Older Women At Risk Due to Disparities in Cardiovascular Care

A recent study suggests that sex-based discrepancies in cardiovascular care may contribute to the higher stroke risk among females with atrial fibrillation.

The findings, conducted by Women's College Hospital, the Peter Munk Cardiac Centre (PMCC) at University Health Network (UHN), and ICES, say one in four strokes after age 40 is brought on by atrial fibrillation (AF), a typical irregular heartbeat. AF raises the risk of stroke.

According to earlier research, having a female sex identity increases the risk of an AF-related stroke.

Now, a recent study found that women with AF only have a greater risk than men if they also have another risk factor for stroke.

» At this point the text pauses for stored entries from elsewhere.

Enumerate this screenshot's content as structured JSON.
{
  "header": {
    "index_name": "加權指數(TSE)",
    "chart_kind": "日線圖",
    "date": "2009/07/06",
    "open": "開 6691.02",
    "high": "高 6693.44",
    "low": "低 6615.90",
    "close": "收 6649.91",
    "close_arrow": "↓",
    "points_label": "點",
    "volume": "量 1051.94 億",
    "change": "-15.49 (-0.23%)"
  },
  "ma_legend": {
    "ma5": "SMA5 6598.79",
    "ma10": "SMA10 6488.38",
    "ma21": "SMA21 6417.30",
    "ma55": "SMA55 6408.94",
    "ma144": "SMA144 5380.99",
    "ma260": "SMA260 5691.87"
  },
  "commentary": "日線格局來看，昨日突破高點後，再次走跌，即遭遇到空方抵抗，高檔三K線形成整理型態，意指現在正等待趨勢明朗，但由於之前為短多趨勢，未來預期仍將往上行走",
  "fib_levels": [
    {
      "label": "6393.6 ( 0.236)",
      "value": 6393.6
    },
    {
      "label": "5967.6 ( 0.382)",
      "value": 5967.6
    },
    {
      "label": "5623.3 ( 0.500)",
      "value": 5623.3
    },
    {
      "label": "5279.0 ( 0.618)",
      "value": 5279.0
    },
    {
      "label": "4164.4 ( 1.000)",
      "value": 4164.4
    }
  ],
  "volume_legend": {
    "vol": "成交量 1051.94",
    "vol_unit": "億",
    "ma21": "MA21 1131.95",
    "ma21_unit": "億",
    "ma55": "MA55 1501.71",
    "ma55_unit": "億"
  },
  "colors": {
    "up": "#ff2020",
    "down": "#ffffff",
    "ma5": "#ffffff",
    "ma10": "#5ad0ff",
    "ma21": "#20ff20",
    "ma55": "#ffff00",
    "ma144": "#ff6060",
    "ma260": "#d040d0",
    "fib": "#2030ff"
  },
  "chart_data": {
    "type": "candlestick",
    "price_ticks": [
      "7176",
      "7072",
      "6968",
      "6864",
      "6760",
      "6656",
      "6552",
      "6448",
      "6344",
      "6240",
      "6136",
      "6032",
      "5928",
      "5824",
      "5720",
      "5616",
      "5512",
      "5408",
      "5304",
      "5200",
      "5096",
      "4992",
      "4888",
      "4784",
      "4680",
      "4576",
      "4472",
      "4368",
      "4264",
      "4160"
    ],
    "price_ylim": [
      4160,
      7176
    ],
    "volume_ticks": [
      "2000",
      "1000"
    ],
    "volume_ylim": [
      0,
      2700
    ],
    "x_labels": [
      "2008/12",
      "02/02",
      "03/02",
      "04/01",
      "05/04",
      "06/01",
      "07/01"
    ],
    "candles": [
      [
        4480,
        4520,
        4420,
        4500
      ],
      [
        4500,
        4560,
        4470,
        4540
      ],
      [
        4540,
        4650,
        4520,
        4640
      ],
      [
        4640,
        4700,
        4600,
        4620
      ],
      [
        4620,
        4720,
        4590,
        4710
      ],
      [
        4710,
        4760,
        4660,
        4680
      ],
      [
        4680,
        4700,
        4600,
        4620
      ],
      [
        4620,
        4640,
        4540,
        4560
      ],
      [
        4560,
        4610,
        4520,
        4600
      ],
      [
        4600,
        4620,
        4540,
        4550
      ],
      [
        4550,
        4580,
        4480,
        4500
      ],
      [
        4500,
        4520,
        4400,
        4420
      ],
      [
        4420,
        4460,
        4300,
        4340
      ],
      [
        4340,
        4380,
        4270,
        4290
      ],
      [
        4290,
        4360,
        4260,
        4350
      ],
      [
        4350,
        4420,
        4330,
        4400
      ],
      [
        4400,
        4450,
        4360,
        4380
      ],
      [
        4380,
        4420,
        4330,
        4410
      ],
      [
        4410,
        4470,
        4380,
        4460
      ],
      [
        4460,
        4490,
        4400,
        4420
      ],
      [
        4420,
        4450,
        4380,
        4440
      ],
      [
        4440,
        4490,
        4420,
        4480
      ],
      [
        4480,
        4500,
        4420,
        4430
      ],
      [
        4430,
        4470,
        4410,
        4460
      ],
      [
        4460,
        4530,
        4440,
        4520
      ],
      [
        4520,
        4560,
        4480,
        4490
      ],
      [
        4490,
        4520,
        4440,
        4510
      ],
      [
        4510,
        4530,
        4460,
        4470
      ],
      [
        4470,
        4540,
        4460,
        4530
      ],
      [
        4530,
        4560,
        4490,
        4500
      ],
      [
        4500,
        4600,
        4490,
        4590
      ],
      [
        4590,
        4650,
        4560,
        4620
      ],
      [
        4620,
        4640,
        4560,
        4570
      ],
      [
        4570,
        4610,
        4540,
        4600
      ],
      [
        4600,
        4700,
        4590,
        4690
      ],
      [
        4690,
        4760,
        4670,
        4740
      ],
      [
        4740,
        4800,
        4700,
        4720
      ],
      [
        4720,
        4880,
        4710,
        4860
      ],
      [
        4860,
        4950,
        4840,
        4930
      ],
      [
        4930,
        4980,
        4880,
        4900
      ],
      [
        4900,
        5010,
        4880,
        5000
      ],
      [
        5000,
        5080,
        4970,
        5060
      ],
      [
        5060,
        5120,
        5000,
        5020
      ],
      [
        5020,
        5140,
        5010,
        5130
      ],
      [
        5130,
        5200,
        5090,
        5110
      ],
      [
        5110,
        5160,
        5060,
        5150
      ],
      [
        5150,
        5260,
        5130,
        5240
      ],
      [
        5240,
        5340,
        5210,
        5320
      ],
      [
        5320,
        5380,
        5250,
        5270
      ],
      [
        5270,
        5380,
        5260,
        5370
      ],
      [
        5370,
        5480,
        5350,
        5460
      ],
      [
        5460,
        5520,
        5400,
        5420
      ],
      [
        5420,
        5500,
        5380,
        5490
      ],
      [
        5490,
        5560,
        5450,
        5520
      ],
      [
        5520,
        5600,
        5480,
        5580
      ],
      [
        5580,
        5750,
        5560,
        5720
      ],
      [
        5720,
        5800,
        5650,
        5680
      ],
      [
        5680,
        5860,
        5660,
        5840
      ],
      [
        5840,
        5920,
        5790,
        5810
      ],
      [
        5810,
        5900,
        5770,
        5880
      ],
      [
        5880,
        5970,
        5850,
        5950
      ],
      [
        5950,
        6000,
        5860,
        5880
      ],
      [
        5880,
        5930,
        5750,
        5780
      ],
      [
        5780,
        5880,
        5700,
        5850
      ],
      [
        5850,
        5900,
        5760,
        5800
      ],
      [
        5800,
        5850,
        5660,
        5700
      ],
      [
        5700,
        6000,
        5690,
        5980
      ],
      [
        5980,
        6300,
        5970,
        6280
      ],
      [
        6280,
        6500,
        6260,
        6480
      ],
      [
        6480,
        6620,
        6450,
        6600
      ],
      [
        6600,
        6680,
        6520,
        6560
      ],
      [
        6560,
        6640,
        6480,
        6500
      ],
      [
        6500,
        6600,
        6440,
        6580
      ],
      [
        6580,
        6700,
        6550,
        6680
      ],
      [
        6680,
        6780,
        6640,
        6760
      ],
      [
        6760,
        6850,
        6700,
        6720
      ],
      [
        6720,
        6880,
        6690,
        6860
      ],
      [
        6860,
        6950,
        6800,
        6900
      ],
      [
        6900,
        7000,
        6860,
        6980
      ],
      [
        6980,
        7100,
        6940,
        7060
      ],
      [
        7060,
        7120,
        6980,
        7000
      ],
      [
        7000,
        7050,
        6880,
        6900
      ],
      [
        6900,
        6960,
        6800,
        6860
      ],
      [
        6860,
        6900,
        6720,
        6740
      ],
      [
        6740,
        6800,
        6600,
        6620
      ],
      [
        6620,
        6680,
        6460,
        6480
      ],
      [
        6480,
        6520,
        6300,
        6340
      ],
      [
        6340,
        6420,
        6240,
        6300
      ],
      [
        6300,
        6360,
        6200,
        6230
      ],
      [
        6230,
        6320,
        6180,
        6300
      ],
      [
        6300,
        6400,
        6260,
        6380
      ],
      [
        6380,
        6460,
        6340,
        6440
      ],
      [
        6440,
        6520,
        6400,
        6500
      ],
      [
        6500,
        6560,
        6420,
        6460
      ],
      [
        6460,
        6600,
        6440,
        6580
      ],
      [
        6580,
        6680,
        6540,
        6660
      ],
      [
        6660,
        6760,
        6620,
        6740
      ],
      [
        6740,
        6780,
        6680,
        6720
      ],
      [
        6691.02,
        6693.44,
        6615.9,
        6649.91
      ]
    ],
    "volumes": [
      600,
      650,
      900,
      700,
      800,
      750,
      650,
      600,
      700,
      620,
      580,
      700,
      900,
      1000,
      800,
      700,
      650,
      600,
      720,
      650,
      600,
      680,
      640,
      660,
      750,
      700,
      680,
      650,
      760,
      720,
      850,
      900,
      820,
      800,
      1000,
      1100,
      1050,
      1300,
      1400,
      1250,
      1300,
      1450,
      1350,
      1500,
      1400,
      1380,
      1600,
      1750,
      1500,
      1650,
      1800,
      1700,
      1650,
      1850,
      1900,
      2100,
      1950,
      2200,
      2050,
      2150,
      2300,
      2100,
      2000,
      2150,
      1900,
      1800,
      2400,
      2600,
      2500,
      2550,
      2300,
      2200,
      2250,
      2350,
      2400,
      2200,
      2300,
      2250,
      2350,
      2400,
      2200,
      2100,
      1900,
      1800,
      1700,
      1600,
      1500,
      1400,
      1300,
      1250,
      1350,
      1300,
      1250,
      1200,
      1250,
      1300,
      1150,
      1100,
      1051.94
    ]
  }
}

The causes of this increased stroke risk in women have not been thoroughly investigated. Instead of the female sex being inherently predisposed to this increased risk, the authors reasoned that these risk factors were less effectively managed in older females.

The population-based cohort research, written in the European Heart Journal, examined medical records of seniors 65 and older who had just been diagnosed with AF in Ontario, Canada. The cohort included 354,254 members, with 49% women and an average age of 78.

After accounting for differences in cardiovascular care and age of the individual, lead author Hifza Buhari of the University of Toronto and a former Temerty medical student at Women's College Hospital says the data show that stroke risk was comparable for men and women under the age of eighty, but that female sex was an independent risk factor over the age of eighty.

In addition, Buhari notes that women are more likely to be identified with atrial fibrillation later in life and may not be getting the proper care to lower their risk of stroke.

The results also indicate that females received more emergency room diagnoses than males. In the years before and after the AF diagnosis, women also had fewer visits with cardiologists.

What kind of cardiovascular care do women need?

Equalizing cardiovascular treatment for men and women is a crucial step toward everyone having better hearts and lives, according to senior author Husam Abdel-Qadir. We can improve the possibility that every person has the best chance for a heart-healthy future by eliminating sex disparities.

The fact that the researchers were unable to control for characteristics like race, the kind or severity of AF, and other clinical parameters is one of the data's limitations. As a result, it's possible that the disparities in cardiovascular care that disproportionately impact older women were underreported.

Per Abdel-Qadir, the findings serve as another reminder that heart disease and stroke are not just a problem for men. Even though it is widely acknowledged that women with AF have a greater risk of stroke than men, they receive less treatment, which has actual repercussions.

The NHS says eating a low-fat, high-fiber diet rich in whole grains and fresh fruit and vegetables daily is recommended for a healthy heart. The maximum amount of salt one should consume daily is six grams, as eating more than that can raise blood pressure.